Il a signé déjà une centaine d'œuvres et m'a fait l'honneur - et le plaisir-
d'écrire et de me dédier sa pièce « Socrate m'a dit ».
Et
cette femme, qui dialogue avec Socrate sait que cette apparition est
imaginaire, mais finalement, elle se prend au jeu. C'est un petit peu ainsi que
fonctionne cette pièce, c'est une apparition onirique ?
AP
: Oui, Socrate est une apparition onirique, et contrairement à l'image
habituelle qu'on a de lui cette apparition, ce n'est pas un homme vieux,
austère et laid (comme Platon l'indique) mais un beau danseur et amateur de
femmes.

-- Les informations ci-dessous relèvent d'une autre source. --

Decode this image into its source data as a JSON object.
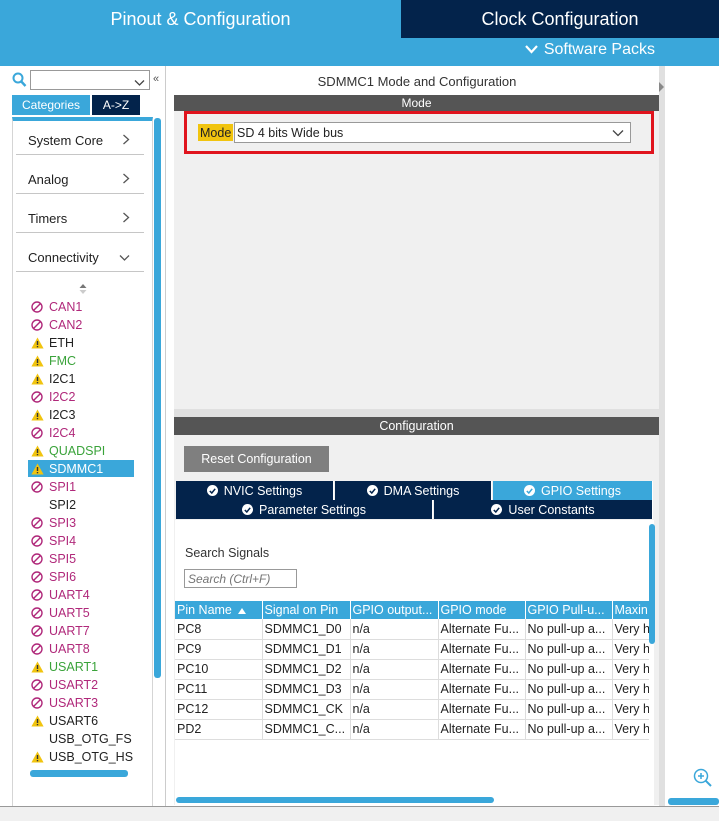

Dans ma mise en scène, il est interprété par le danseur-jongleur
François Chat.
Donc,
c'est un spectacle qui est aussi musical ?
AP
: Il y a de la musique également, signée Philippe Blanchard - de la musique
acousmatique.
Il
y a également une création d'images de Frédéric Durand – Drouhin. Nous allons
remettre tout cela en chantier, de nouveau, puisque finalement, il y aura même
un troisième volet - ça, c'est la toute récente nouvelle : Christophe Dauphin, jeune poète, auteur et essayiste, a lui
aussi, de son côté, écrit spontanément une nouvelle fiction sur Socrate,
inspirée de « Socrate m'a dit » de Sarane Alexandrian. Nous allons donc
prochainement pouvoir proposer une trilogie...
Vous
avez, Anastassia Politi, évité finalement les falsifications néo-classiques
qu'on voit souvent arriver et qui masquent au fond ce que les Grecs ont à nous
dire, ces Grecs qui sont menacés d'oubli et qui sont si vivants, et qui, grâce
à des artistes comme vous, prennent à nouveau la parole.